Spring 2004
by Dorothy Read

ClassNotes

Spring 2004


College Alumni info

Alumni Questionnaire-- send us your news for ClassNotes!

All News and Publications

Free Radicals era homepage


In memoriam: James Cason and Charles Wilke

James Cason, an emeritus professor of chemistry at the University of California, Berkeley, died Nov. 3, 2003 in Berkeley after a short illness. He was 91.

Cason was born Aug. 30, 1912, in Murfreesboro, Tennessee. He earned an A.B. from Vanderbilt University in 1934 and went on to receive an M.S. in organic chemistry from Berkeley in 1935 and a Ph.D. from Yale University in 1938.

Following a postdoctoral fellowship at Harvard University, he worked with the National Defense Research Committee under the direction of Louis Fieser during World War II. Cason taught at DePauw University from 1940 to 1941 and at Vanderbilt University from 1941 to 1945 before joining the faculty at Berkeley later in 1945

For almost four decades, Cason taught organic chemistry at Berkeley, and he served as dean of the College of Chemistry from 1955 to 1956. He authored four college textbooks on organic chemistry and published more than 100 articles in major scientific journals.

Cason retired from Berkeley in 1983. During the past 20 years, he and his wife of 68 years, Rebecca, split their time between their home in the Berkeley hills and their old-growth redwood property, which they named “Camelot,” near Garberville, Calif. For a number of years, the Casons operated a profitable 75-acre almond orchard in California’s Central Valley.

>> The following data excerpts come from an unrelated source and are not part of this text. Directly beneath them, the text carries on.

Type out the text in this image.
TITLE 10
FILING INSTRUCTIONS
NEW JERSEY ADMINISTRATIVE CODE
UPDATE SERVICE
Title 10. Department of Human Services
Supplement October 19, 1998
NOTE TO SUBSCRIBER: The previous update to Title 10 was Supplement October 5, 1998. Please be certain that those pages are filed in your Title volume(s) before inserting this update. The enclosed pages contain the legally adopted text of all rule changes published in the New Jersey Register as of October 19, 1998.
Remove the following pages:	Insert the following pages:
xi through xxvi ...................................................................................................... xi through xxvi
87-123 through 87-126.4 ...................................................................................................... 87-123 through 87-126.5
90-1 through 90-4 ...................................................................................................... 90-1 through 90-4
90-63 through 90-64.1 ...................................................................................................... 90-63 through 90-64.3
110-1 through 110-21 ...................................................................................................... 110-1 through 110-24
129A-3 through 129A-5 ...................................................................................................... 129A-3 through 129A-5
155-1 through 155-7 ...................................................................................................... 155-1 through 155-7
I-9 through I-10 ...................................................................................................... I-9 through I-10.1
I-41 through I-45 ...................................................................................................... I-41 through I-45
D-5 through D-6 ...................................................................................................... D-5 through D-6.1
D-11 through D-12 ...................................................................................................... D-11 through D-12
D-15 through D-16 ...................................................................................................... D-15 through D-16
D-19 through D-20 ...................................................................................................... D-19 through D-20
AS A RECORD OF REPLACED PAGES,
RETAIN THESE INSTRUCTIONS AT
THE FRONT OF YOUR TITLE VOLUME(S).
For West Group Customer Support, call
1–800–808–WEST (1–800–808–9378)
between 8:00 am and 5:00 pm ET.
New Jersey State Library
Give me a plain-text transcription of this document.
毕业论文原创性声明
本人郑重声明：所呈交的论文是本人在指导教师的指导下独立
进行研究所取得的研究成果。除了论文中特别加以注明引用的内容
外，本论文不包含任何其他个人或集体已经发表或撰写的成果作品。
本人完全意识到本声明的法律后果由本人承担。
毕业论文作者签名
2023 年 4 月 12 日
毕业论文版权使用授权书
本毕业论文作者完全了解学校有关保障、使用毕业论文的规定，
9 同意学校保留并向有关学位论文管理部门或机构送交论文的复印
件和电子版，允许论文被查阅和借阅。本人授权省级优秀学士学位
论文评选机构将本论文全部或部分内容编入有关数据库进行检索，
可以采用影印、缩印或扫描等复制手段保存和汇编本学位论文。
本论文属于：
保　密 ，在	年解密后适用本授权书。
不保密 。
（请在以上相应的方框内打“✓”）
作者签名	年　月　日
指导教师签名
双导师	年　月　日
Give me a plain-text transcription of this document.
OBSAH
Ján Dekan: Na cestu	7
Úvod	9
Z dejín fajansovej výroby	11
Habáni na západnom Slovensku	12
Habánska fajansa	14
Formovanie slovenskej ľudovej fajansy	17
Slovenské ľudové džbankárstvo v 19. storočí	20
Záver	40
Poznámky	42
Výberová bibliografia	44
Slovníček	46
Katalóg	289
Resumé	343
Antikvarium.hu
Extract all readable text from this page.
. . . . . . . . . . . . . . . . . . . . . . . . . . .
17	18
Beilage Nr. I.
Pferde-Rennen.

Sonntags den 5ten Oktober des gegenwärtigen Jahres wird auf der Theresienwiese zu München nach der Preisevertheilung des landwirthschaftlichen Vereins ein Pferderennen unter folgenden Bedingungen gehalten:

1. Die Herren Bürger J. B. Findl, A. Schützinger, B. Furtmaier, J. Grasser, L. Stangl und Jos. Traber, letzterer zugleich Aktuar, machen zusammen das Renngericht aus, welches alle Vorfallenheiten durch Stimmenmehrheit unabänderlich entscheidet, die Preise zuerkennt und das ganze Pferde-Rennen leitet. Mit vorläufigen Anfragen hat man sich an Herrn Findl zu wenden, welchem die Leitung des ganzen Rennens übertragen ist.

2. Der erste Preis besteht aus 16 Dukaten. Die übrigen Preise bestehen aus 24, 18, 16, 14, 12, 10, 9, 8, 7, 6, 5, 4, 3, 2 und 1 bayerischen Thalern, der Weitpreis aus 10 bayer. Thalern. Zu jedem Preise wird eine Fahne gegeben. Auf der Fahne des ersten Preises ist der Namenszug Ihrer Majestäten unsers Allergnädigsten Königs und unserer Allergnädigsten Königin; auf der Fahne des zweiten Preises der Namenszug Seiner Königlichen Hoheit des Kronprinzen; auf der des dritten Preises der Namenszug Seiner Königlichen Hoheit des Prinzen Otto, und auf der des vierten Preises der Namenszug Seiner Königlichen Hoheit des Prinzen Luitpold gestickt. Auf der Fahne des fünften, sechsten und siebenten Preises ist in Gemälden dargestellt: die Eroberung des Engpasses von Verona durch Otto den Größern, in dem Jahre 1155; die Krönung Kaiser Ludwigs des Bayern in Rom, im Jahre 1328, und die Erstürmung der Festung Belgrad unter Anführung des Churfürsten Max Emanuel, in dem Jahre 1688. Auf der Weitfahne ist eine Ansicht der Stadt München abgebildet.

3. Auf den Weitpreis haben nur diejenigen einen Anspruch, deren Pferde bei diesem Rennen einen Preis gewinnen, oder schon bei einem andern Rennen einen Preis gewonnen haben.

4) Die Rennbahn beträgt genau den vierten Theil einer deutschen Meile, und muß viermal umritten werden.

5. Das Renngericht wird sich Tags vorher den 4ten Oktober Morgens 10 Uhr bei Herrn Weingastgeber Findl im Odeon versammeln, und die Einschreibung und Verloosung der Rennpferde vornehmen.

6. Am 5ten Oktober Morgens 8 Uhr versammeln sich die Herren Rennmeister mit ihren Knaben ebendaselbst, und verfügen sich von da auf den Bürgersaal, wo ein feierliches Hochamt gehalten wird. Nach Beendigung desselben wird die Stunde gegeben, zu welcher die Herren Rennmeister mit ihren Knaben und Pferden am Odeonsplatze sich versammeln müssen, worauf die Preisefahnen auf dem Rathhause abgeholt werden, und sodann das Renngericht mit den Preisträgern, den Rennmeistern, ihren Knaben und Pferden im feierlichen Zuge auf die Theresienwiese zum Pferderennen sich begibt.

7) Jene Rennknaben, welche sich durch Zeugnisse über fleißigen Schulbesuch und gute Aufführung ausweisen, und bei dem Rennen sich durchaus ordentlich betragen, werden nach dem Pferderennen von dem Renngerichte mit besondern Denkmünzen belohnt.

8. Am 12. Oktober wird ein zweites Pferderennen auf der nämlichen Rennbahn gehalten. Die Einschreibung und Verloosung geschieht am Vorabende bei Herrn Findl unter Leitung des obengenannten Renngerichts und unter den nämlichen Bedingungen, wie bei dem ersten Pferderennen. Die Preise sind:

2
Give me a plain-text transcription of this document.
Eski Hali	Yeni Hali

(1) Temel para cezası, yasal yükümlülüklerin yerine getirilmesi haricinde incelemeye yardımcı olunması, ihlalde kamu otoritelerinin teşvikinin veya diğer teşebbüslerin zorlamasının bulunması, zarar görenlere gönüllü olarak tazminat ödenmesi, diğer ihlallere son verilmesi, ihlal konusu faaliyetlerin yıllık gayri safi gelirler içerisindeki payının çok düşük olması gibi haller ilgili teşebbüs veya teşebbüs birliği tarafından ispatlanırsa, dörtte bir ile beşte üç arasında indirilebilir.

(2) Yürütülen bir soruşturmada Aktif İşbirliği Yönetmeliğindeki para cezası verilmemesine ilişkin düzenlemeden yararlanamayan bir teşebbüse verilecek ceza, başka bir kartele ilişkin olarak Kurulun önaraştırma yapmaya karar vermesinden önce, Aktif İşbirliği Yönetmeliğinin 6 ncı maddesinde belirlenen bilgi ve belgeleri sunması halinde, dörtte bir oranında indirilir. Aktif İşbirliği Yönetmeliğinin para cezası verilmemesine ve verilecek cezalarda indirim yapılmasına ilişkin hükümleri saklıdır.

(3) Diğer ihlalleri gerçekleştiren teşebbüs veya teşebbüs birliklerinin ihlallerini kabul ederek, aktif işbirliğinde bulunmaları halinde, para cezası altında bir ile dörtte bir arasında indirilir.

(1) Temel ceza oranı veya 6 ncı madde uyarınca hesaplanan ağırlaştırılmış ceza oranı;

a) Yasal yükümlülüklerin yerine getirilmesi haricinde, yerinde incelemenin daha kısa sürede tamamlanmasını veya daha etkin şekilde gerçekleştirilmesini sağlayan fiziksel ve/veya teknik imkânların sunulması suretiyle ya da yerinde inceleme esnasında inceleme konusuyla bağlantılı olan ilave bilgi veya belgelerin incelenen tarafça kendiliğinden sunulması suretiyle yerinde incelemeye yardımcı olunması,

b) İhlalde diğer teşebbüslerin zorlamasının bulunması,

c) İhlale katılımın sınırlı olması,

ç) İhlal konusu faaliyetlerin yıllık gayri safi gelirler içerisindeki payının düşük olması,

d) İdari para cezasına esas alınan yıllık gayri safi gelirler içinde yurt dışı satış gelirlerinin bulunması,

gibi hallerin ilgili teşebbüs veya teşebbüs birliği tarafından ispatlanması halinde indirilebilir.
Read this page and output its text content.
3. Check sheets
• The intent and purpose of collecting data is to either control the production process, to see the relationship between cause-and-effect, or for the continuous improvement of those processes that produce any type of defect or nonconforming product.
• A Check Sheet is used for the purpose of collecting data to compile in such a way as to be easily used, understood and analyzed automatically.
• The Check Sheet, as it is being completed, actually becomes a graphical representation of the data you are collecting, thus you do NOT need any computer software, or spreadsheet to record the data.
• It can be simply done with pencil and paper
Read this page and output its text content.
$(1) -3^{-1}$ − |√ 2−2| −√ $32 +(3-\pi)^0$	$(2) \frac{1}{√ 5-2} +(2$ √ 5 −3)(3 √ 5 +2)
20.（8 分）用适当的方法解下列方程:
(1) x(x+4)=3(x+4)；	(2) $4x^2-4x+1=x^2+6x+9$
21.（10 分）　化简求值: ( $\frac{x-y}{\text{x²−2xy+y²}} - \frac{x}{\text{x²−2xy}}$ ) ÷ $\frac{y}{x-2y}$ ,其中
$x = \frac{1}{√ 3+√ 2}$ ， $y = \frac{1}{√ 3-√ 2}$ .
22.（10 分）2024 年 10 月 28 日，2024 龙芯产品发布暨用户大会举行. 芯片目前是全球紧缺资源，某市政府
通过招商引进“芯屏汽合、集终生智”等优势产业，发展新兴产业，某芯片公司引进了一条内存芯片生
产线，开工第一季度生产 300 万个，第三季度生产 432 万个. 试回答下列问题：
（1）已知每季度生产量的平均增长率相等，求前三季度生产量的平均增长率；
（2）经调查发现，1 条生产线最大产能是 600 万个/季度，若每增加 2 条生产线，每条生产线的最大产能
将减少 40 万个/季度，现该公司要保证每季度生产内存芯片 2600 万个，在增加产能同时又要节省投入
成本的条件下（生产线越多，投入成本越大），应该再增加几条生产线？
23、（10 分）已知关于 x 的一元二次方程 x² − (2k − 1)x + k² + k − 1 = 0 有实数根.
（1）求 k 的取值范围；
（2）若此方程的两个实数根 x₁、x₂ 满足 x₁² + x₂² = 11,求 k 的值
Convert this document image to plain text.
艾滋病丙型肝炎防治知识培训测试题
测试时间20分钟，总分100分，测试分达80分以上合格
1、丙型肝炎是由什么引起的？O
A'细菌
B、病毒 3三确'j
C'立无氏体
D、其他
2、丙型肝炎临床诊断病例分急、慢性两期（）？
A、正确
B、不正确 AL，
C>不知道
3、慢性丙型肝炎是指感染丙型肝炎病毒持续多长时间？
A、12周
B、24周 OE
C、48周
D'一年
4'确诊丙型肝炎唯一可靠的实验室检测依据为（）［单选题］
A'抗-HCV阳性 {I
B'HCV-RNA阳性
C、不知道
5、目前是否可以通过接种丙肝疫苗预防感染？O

Rebecca Cason passed away on April 4, 2004. They are survived by their sons, Roger of Nathrop, Colo., and Mardy of Boston, Mass.; four grandchildren; and two great-grandchildren. Contributions to their memory may be made to the James and Rebecca Cason Fund, which will be used for an award to an outstanding undergraduate student in organic chemistry.

Charles R. Wilke, one of the founders of the Department of Chemical Engineering and a pioneer in the field of biochemical engineering, died on October 2, 2003 at his home in El Cerrito. He was 86 and had been battling cancer.

Wilke was born in Ohio in 1917. He put himself through school at the University of Dayton by playing trombone in a dance orchestra that he organized, graduating in 1940. He subsequently received his M.S. from Washington State University and his Ph.D. from the University of Wisconsin. After brief stints with the Union Oil Company of California and Washington State, he joined the Berkeley faculty as an instructor of chemistry in 1946.

He rose through the ranks, becoming a full professor in 1953, with a shift in appointment to chemical engineering in 1949. He chaired the Division of Chemical Engineering from 1953 to 1956, and when the Department of Chemical Engineering was established in 1957, he became its first chair. He instilled an unusually strong spirit of cooperation among his colleagues as he guided the growth of the department from five faculty members to sixteen. He also played a key role in making Berkeley’s chemical engineering department preeminent at a time when the discipline was evolving toward the social and economic importance it enjoys today.

Charles Wilke established an international reputation in the 1950s as a leading scholar in the field of diffusion and mass transfer. He then shifted directions in his research in the early 1960s to help establish the budding field of biochemical engineering. His early studies on the kinetics of microbial growth and gas-liquid mass transfer are widely credited with providing the engineering underpinnings for the subsequent revolution in molecular biology.

The author of more than 150 scholarly papers, he taught hundreds of undergraduate students and mentored more than 100 M.S. and Ph.D. students. He also served for several years as assistant to the chancellor for academic affairs and was active on many campus committees. In addition to his university appointment, he was a faculty investigator at the Lawrence Berkeley National Laboratory.
His work was recognized with the highest awards of his profession, including election to the National Academy of Engineering and the Colburn and Walker Awards of the AIChE.

Friends will also remember that Charlie enjoyed a hobby of predicting the activities of the stock market on the basis of a computer model that he developed.

Wilke’s wife of 57 years, Bernice, died last March. He is survived by his sister-in-law, Mary Arnett, of Kensington, CA. Donations in his memory may be made to the Charles R. Wilke Chair in Chemical Engineering.